Emergency services were called immediately, and local volunteers from neighbouring properties and a nearby pub went about clearing the emergency airstrip of kangaroos, closing gates and turning on lights, so the Royal Flying Doctor Service (RFDS) could safely land.
While Max’s memory of the incident is hazy, he was in safe hands.
The community around the Shannon’s Creek emergency airstrip had practised for this: it came together and got the young boy safely on the plane and to Adelaide Hospital for surgery.
“All I remember is waking up and then going to sleep again,” Max said.
“I can remember landing in the RFDS plane in Adelaide and then I can remember waiting to go into surgery.”
Preparing for the worst
Collaboration and communication between government, emergency services, and community members can mean the difference between life and death.
That requires some practice runs, which is what prompted a recent emergency landing drill at the airstrip where Max was airlifted.
Justin Marr, general manager of aviation with the RFDS, said practice runs were a good way for all the parties involved in emergencies to connect.
“There’s quite a distance between some of these properties and this gives people here an opportunity to get together,” he said.
“There’s obviously a need for people to support us, and they’ve been very helpful over the years.
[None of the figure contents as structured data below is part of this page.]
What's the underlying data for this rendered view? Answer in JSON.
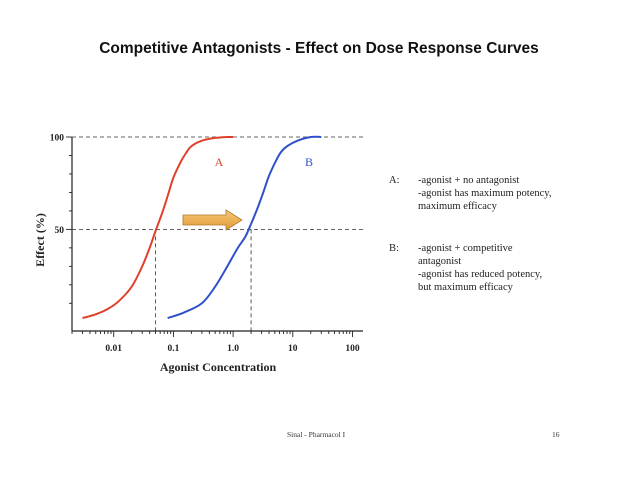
{
  "title": "Competitive Antagonists - Effect on Dose Response Curves",
  "chart_data": {
    "type": "line",
    "xscale": "log",
    "xlim": [
      0.002,
      150
    ],
    "ylim": [
      -5,
      100
    ],
    "xlabel": "Agonist Concentration",
    "ylabel": "Effect (%)",
    "x_ticks": [
      0.01,
      0.1,
      1.0,
      10,
      100
    ],
    "x_tick_labels": [
      "0.01",
      "0.1",
      "1.0",
      "10",
      "100"
    ],
    "y_ticks": [
      50,
      100
    ],
    "y_tick_labels": [
      "50",
      "100"
    ],
    "series": [
      {
        "name": "A",
        "color": "#e0402a",
        "x": [
          0.003,
          0.005,
          0.008,
          0.012,
          0.02,
          0.03,
          0.04,
          0.05,
          0.065,
          0.08,
          0.1,
          0.13,
          0.16,
          0.2,
          0.3,
          0.5,
          0.8,
          1.0
        ],
        "y": [
          2,
          4,
          7,
          11,
          19,
          30,
          40,
          49,
          59,
          68,
          78,
          86,
          91,
          95,
          98,
          99.5,
          100,
          100
        ]
      },
      {
        "name": "B",
        "color": "#3050c8",
        "x": [
          0.08,
          0.15,
          0.3,
          0.5,
          0.8,
          1.2,
          1.6,
          2.0,
          2.6,
          3.2,
          4.0,
          5.2,
          6.4,
          8.0,
          12,
          20,
          30
        ],
        "y": [
          2,
          5,
          10,
          19,
          30,
          40,
          46,
          53,
          62,
          70,
          79,
          87,
          92,
          95,
          98,
          100,
          100
        ]
      }
    ],
    "reference_lines": {
      "y_values": [
        50,
        100
      ],
      "x_values": [
        0.05,
        2.0
      ]
    },
    "curve_labels": [
      "A",
      "B"
    ]
  },
  "legend": [
    {
      "key": "A:",
      "lines": [
        "-agonist + no antagonist",
        "-agonist has maximum potency,",
        "maximum efficacy"
      ]
    },
    {
      "key": "B:",
      "lines": [
        "-agonist + competitive",
        "antagonist",
        "-agonist has reduced potency,",
        "but maximum efficacy"
      ]
    }
  ],
  "footer": {
    "source": "Sinal - Pharmacol I",
    "page": "16"
  },
  "colors": {
    "arrow_fill": "#f0b050",
    "arrow_stroke": "#b07a28"
  }
}
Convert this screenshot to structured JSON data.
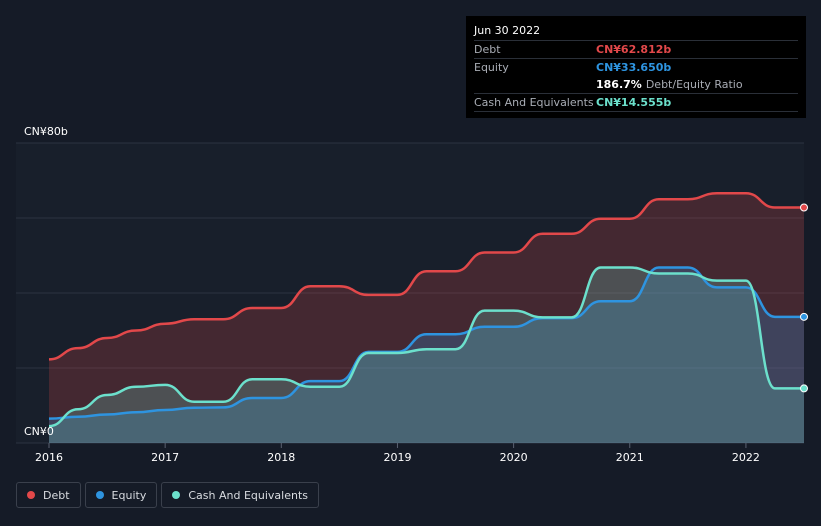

We’re here to provide our support to them to allow us to land on this strip when an emergency requires.”
Few know the importance of having a well-rehearsed emergency plan better than the Roberts family, who have been on the land near the airstrip since 1888.
Grant Roberts said his family had called the flying doctor on many occasions.
“One time Dad was riding a bike along with no headlight and he cut his arm deeply with barbed wire,” he remembered.
“I held the torch for two hours while they put 17 stitches in his arm.”
There have been airlifts and callouts for nearly every family member along the way.
Everyone plays a part
Aside from residents, the drill also included members of the RFDS, the SES, the NSW Roads and Maritime Service which maintains the airstrip, and the ambulance service.
Ruth Sandow, president of the south eastern section of the RFDS, said local volunteers’ dedication to the drill and helping out was evidence of the community spirit in the area.
“I think it just reinforces how much people do care, how much people are prepared to work together to get the best result in an emergency situation,” she said.
“It’s part of being in the bush. I guess in the city you probably see it as well, but it’s not quite so pronounced.
“Out here it’s really an important cultural part of what we are, who we are.”
That community spirit has left its mark on Max Day too, who said after his experience he felt ready to help anyone else he could.
“Actually, being in an accident myself, and knowing how it feels now, I reckon I really would help someone if I could.”